Après avoir annoncé la guerre si on refusait de lui vendre le Groenland – remember Caracas – et redecréter des droits de douane inacceptables pour les productions françaises et celles de quelques pays européens amis, il fait volteface, négocie avec un Danemark qui n’entend pas se faire croquer, et revient sur la punition promise à la France. Les viticulteurs et Bernard Arnault respirent … Pour un temps ? On n’en est pas à un revirement près du Maître du monde. Il avance un porte-avions à une portée de canon d’un Iran sous tension et négocie une nouvelle fois à Abu Dhabi la fin du conflit entre l’Ukraine et la Russie. Il semblerait qu’on en soit à nouveau presque près. Chiche ! Voilà bien longtemps qu’on n’entend plus l’ami Vladimir Poutine qui continue, tranquille, de déverser chaque soir sur Kiev une pluie de bombes. S’inquiète-t-il pour ses « proxys » ? Il n’en faut pas plus pour que l’Europe, vilipendée sérieusement par Volodymyr Zelynsky, tente de se réveiller. Alléluia ! Emmanuel Macron tout lunetté de bleu s’agite de nouveau dans ce domaine plus à sa mesure, maintenant que le rusé marathonien Sébastien Lecornu a bouclé son budget sans passer à la trappe. Comme le dit Claude Malhuret : « Je dépense, donc je suis ». Emmanuel Macron, non sans une certaine efficacité pour le vieux continent, rappelle les quinze soldats prévus pour la banquise.

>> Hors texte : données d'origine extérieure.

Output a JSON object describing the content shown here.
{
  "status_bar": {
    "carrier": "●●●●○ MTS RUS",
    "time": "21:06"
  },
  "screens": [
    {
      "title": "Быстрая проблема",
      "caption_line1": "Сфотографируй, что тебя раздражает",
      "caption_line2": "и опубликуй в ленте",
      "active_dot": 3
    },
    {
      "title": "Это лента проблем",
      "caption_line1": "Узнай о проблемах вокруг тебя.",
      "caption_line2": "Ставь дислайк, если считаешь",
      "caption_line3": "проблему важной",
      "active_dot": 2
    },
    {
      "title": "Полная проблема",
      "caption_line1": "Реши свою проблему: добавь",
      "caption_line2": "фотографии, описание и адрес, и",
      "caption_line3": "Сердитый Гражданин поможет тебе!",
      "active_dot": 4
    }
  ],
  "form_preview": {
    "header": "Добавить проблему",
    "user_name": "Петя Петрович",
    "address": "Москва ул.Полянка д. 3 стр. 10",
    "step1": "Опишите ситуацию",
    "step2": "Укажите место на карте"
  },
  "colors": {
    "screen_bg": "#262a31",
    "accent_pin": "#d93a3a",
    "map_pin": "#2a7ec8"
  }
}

Les villages sont encore bien assoupis dans leurs campagnes, passé le temps des traditionnelles galettes, et des repas des anciens. Ils étaient plus de cent au Lonzac, dans une joyeuse ambiance, sans doute attirés par l’arrivée des prochaines élections municipales. On a bien vu quelques conciliabules et quelques approches, mais rien n’aura transpiré entre le foie gras et sa pomme caramélisée et les pommes dauphine du rôti de veau … Les électeurs en sont pour leurs frais. Les futurs candidats sont toujours – presque – inconnus. Ceux qui croient savoir ne pipent pas mot ! Entre deux « trous corréziens », les passionnés de valse, de madison et de paso doble se déhanchent sur la piste au son de l’accordéon.
Au café du matin, l’ambiance est morose. Une certaine inquiétude sur l’état du monde plane comme un écho du gris du ciel. Là aussi, on attend avec patience et sans illusions le dépôt des listes et les programmes électoraux. Heureusement que Brive a mis vendredi soir une pâtée à Béziers dans la seconde période, même si le match n’était pas très excitant. La Montagne ressasse l’histoire du loup en Corrèze. Certains éleveurs de brebis et d’agneaux envisagent d’arrêter l’activité quand les défenseurs acharnés du canidé crient – à voix basse – victoire. D’autres persistent et s’adaptent, et apprennent à cohabiter avec les patous. Les agriculteurs ont rangé leurs tracteurs. Jamais la viande sur pied ne s’est vendue aussi cher. Les réjouissances du moment se font rares, entre quelques thés dansants, quelques lotos, des concours de belote. Les nuits de la lecture n’ont pas déplacé trop de monde.
Quelques bouffées de fume s’échappent des cheminées tandis que le village s’emmitoufle pour résister à la froidure persistante. Une tempête sans précédent s’abat sur l’Amérique du Nord…
Et Donald parade avec son tout nouveau « Discobombulator » !!!